Kepolisian Sektor (Polsek) Koja memberlakukan sanksi wajib lapor dua hari dalam seminggu, yaitu setiap Senin dan Kamis, terhadap lima pelajar SMA Negeri di Cilincing, Jakarta Utara, meski sudah dipastikan bahwa mereka tidak terkait dengan jaringan teroris. “Setelah diperiksa dan diselidiki, para siswa tersebut tidak terafiliasi dengan kelompok teroris manapun. Karena tidak terbukti bersalah, maka para siswa tersebut dikenakan sanksi wajib lapor,” kata Kepala Polsek Koja, Komisaris Polisi Muhammad Syahroni, saat dikonfirmasi pada Kamis malam.
Roni menyatakan bahwa identitas, alamat, dan nomor telepon kelima pelajar tersebut telah dicatat untuk memastikan tidak terjadi kejadian memalukan seperti pada pagi Kamis. Polisi juga telah memanggil kepala sekolah terkait untuk meminta pengawasan terhadap para siswanya selama berada di sekolah, serta memanggil orang tua pelajar yang terlapor untuk memberikan keterangannya meski tidak ada satu pun dari mereka yang ditetapkan sebagai tersangka.
Sebelumnya, anggota Unit Reserse Kriminal Polsek Koja melakukan pemeriksaan mendalam terhadap enam siswa SMA Negeri di Cilincing, Jakarta Utara, setelah menerima laporan ancaman bom dari salah satu pusat perbelanjaan di Jakarta Utara pada pagi Kamis. Menggunakan profil teroris yang telah meninggal pada 2009, Noordin M Top, siswa kelas XI SMA Negeri dengan inisial FA mengirim pesan ancaman ke akun media sosial salah satu mal di Koja, Jakarta Utara.
Kapolsek Koja menegaskan bahwa ancaman tersebut adalah sebuah candaan atau “prank” antara para siswa SMA yang terlibat. Para pelajar tersebut antara lain FA, H, RF, KH, dan seorang siswi bernama SAL. Satu siswa lagi dengan inisial FA diamankan pada Kamis pagi sebagai saksi.

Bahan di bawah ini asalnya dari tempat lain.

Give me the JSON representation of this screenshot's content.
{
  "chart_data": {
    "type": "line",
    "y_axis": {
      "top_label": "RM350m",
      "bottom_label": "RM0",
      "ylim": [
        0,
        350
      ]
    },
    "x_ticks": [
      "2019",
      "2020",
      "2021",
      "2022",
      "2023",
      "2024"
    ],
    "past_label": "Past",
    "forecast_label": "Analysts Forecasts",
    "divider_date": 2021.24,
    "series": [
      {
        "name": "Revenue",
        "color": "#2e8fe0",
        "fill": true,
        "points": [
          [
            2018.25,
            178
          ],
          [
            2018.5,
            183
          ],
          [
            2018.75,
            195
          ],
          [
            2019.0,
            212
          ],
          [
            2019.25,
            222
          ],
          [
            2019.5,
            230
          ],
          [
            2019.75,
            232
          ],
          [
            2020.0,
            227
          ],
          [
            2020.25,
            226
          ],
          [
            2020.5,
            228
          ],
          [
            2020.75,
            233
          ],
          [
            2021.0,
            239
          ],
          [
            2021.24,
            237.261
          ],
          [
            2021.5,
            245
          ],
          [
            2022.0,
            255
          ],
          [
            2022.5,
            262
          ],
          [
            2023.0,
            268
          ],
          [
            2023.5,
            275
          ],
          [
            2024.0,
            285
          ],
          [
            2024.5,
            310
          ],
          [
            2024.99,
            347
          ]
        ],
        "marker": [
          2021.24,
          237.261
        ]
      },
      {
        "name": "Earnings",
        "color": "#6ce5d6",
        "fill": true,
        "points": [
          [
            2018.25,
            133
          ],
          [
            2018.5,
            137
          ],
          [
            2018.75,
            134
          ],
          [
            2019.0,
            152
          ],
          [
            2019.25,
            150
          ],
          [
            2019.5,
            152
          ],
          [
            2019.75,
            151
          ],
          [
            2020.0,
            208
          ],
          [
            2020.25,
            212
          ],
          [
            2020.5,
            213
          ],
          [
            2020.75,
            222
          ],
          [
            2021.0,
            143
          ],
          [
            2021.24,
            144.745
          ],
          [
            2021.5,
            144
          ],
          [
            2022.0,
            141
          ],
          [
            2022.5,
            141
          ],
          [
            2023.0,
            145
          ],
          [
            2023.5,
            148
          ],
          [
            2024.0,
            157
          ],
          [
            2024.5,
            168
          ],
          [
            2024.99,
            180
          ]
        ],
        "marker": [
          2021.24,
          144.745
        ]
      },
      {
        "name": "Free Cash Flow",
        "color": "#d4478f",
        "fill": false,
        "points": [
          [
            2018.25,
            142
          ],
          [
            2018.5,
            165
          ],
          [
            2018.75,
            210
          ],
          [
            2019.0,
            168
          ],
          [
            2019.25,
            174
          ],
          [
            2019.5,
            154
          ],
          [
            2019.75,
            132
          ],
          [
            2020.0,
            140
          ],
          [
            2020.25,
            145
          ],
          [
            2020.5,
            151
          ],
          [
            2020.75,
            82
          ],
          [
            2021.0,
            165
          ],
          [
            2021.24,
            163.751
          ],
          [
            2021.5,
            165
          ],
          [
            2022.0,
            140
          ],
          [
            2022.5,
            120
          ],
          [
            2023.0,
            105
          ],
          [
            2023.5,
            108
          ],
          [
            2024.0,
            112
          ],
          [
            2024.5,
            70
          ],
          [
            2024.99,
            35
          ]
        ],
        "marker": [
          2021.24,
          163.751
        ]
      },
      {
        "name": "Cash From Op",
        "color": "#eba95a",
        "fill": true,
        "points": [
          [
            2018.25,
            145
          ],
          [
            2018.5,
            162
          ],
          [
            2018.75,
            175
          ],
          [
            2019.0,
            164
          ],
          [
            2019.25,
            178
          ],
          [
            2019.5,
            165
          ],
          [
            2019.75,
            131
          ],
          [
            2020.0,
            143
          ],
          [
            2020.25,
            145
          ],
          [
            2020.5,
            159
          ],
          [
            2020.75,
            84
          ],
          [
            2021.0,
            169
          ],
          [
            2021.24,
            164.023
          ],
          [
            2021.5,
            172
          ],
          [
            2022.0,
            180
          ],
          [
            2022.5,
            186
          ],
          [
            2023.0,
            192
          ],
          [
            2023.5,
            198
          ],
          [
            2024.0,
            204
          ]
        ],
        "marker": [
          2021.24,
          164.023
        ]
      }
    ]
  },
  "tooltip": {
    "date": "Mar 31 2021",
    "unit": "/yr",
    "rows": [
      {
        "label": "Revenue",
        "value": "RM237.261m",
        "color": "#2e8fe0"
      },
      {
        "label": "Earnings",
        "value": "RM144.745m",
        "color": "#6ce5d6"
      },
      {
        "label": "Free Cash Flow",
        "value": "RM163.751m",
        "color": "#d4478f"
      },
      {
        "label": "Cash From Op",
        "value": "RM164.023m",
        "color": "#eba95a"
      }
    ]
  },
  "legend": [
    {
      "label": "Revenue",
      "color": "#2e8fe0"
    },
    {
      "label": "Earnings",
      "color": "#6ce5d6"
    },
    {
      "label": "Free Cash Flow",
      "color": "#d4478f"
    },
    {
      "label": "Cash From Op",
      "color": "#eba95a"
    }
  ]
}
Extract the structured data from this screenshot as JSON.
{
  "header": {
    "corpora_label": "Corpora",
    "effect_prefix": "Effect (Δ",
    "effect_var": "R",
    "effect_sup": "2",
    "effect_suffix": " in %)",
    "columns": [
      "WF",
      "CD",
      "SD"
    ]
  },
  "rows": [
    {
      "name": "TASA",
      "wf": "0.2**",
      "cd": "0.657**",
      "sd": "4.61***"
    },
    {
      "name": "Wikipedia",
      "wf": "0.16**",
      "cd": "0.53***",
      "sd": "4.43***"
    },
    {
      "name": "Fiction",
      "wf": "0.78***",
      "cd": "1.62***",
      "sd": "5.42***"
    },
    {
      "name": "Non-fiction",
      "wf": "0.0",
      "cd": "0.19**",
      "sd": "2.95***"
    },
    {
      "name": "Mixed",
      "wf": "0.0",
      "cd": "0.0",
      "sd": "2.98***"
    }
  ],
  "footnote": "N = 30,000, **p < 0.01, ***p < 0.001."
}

“Lima siswa tersebut masih menjalani pemeriksaan saat konferensi pers berlangsung, namun Kapolsek menyatakan bahwa mereka yang terlibat juga sudah dipulangkan ke rumah orang tua. Mereka diharapkan untuk dibina lebih lanjut terkait tindakannya yang menjadikan ancaman bom sebagai lelucon,” ujar Roni.
Kepala Sekolah Menengah Atas (SMA) di Cilincing, Jakarta Utara, yaitu Dwi Priyo Eko S, mempertimbangkan usulan dari masyarakat untuk melarang siswa membawa telepon seluler (ponsel) ke dalam kelas. “Hal ini dikarenakan para siswa SMA masih mudah terpengaruh oleh arus informasi yang sangat cepat serta belum memiliki kematangan dalam menyikapi fenomena pergaulan,” kata Dwi mengomentari kelakuan iseng para siswa SMA di Cilincing di media sosial.
Ia menilai bahwa usia para siswa SMA masih terlalu muda dan sedang dalam proses pencarian identitas sehingga rentan terpengaruh oleh hal-hal di luar diri mereka, tanpa memperhatikan apakah itu berdampak negatif atau melanggar norma sosial dan hukum.
Oleh karena itu, ia mengimbau kepada para orang tua dari lima pelajar yang hadir di Polsek Koja untuk mendukung larangan membawa ponsel ke dalam kelas yang diterapkan di SMA Negeri 114 Jakarta di Cilincing, Jakarta Utara.
“Latar belakang kami sebagai pendidik tentu akan sangat senang jika orang tua ikut berpartisipasi dalam program pendidikan yang kami jalankan di sekolah,” kata Dwi.